Die Netzbetreiber bekennen sich zur Notwendigkeit einer beschleunigten Netzintegration der Ladeinfrastruktur, heißt es in dem zwölfseitigen Dokument. Gleichzeitig begrüßen sie die vom Gesetzgeber geschaffene Ermächtigungsgrundlage zum §14a EnWG für eine Festlegung der Bundesnetzagentur zum netzdienlichen Lademanagement. Durch den Einsatz von Flexibilitäten in der Niederspannung könnten schnell sehr viele Elektrofahrzeuge aus dem bestehenden Netz versorgt werden. Dafür müssten aber bundeseinheitliche Regelungen getroffen werden, so die Partner.
Während die Ladeinfrastrukturbetreiber im gesamten Genehmigungsprozess eine maximale Transparenz gegenüber den Netzbetreibern zusichern, hat das Umwelt- und Energieministerium angekündigt, die Landesagentur „e-mobil BW“ werde einen Anforderungskatalog für Ladeinfrastrukturbetreiber definieren als konkrete Hilfestellung für die beschleunigte Netzintegration der Ladeinfrastruktur.
 
 

Auf dem Weg zu mehr Flexibilität

Bereits 2013 hatte die Smart-Grids-Plattform Baden-Württemberg eine Roadmap veröffentlicht.
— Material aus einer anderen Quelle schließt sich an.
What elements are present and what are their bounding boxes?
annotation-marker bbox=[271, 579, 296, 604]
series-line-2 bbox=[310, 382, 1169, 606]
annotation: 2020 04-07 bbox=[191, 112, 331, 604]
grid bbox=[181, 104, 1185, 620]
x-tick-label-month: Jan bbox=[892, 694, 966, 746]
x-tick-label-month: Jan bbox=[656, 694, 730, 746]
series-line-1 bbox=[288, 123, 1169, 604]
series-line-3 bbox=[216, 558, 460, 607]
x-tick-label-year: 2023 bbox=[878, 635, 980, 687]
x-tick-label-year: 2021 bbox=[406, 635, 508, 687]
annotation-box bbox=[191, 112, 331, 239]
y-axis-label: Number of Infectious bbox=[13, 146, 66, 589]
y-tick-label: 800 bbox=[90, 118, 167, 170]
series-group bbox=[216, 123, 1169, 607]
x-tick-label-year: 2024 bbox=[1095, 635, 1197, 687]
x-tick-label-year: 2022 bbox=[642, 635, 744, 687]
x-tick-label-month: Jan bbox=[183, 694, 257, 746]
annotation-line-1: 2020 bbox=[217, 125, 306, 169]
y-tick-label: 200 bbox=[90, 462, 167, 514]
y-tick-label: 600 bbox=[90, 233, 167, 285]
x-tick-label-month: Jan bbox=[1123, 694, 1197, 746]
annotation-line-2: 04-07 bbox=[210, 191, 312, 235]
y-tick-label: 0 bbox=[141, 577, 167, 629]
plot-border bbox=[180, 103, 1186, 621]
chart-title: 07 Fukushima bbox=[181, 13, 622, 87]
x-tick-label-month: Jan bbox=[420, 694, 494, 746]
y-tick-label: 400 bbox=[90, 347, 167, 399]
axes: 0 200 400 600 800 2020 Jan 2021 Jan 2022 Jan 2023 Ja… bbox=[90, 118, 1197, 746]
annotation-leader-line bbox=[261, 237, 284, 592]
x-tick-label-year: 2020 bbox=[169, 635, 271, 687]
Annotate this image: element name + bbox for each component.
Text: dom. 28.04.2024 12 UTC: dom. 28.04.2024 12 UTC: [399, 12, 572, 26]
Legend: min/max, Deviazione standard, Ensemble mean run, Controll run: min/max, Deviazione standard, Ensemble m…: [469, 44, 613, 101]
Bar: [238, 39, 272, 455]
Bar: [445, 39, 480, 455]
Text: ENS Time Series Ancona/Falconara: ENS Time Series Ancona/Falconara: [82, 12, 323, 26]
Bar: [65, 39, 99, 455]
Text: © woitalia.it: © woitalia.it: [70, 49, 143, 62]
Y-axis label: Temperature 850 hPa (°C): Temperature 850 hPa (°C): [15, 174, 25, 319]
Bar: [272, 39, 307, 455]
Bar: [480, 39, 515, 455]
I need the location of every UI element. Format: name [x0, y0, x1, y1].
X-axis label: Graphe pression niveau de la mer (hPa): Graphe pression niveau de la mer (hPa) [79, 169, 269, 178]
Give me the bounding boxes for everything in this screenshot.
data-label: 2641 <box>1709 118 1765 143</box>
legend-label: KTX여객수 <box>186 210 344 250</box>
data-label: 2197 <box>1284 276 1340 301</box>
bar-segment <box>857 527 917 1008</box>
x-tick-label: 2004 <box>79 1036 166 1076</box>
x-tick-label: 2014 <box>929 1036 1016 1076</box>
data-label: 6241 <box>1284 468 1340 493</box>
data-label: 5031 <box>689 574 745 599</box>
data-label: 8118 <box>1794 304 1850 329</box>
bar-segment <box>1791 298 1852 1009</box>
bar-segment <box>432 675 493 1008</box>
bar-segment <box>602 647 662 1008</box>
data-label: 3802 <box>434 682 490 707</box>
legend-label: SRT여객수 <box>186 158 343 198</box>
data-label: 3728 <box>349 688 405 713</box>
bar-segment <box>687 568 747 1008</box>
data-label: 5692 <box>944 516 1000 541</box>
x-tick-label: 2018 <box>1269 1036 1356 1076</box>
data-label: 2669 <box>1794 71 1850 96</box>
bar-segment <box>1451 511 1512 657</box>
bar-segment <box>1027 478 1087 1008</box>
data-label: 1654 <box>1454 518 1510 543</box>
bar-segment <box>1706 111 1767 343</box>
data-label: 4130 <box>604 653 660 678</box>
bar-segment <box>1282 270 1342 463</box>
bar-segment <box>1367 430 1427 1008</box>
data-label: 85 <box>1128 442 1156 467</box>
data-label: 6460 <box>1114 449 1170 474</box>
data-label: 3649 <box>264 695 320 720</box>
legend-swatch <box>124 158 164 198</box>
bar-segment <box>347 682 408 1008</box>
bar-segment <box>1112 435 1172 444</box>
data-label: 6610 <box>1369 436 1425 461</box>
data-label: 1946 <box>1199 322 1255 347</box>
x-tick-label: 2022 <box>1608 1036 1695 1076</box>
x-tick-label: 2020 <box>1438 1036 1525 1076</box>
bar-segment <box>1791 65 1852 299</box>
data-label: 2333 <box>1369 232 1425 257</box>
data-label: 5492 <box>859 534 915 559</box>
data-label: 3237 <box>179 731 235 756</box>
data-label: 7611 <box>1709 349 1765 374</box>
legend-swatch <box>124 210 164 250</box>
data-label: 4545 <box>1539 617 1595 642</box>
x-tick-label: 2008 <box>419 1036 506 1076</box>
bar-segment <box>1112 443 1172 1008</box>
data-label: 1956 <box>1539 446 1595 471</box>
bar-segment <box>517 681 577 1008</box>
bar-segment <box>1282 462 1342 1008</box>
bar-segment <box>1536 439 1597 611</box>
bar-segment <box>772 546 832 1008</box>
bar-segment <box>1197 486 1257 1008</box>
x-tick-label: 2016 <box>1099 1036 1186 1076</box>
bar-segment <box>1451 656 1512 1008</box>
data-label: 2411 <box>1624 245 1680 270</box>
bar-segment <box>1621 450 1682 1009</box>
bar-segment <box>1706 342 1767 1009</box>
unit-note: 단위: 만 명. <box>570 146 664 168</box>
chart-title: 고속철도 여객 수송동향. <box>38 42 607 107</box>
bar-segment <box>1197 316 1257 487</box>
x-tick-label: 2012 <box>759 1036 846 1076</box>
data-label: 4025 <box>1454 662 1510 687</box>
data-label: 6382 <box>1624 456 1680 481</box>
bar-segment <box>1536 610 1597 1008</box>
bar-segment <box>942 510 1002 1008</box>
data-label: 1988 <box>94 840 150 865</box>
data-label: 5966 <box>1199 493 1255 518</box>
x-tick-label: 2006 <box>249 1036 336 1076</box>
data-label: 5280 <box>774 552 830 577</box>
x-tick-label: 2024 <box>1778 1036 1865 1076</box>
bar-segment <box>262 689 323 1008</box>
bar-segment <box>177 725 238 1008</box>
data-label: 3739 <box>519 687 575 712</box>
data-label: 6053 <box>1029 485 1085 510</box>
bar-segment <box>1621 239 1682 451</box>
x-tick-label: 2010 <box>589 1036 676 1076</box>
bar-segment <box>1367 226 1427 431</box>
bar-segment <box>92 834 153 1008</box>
Die Erfahrungen aus den Projekten der vergangenen zehn Jahre sind nun in die Version 2.0 eingeflossen und weisen über das Bundesland hinaus. Denn die angesprochenen Themen stehen „weitgehend exemplarisch für die Herausforderungen bei der Gestaltung intelligenter Energienetze in ganz Deutschland“, heißt es in der Einführung.
Vier Kapitel umfasst die „Smart Grids-Roadmap Baden-Württemberg 2.0“. Sie ist das Resultat eines 13-monatigen Stakeholder-Dialogprozesses mit mehr als 140 teilnehmenden Personen und Institutionen, die sich in sechs Workshops über die einzelnen Handlungsfelder ausgetauscht haben. Am Ende des 52-seitigen Papiers werden sie alle namentlich genannt.
Die Roadmap zeigt auf, wo Herausforderungen für die Umsetzung von intelligenten Netzen liegen, formuliert Ziele und ordnet ihnen bestimmte Maßnahmen zu. Sie soll sich zwar in die weiteren Energiewende-Aktivitäten des Landes Baden-Württemberg einfügen, gleichzeitig verstehen die Verfasser sie aber auch als „Handreichung“ für die Landesregierung, um sich in die bundespolitische Debatte um den Umbau des Energiesystems einzubringen.
Einen relativ breiten Raum nehmen die beiden Handlungsfelder „Netz und Markt verbünden“ sowie „Sektorkopplung konsequent denken“ ein. Die verschiedenen Aspekte der Flexibilisierung von Erzeugung und Verbrauch im Stromsystem ziehen sich als roter Faden durch die Kapitel. Dabei wird deutlich, dass die Transparenz im Verteilnetz eines der entscheidenden, wenn nicht sogar das entscheidende Ziel ist. Die bisher auf eine angenommene Maximallast ausgelegten Netze müssen ihren Blackbox-Charakter verlieren.
Dass auf dem Weg zu einem intelligenten Netz auch verschiedene Herausforderungen lauern und durchaus Hindernisse aus dem Weg zu räumen sind, machen die Verfasser von Smart Grids BW gleich am Anfang deutlich, und nicht, wie in vielen Studien üblich, erst im Schlusskapitel. Sie thematisieren unter anderem den Fachkräftemangel, den Mangel an Bauteilen für IT-Komponenten, die regulatorischen Hürden und die begrenzte Verfügbarkeit finanzieller Mittel. Doch ganz an die Spitze der limitierenden Faktoren stellen sie die nach ihrer Überzeugung kritischste aller Ressourcen: die Zeit.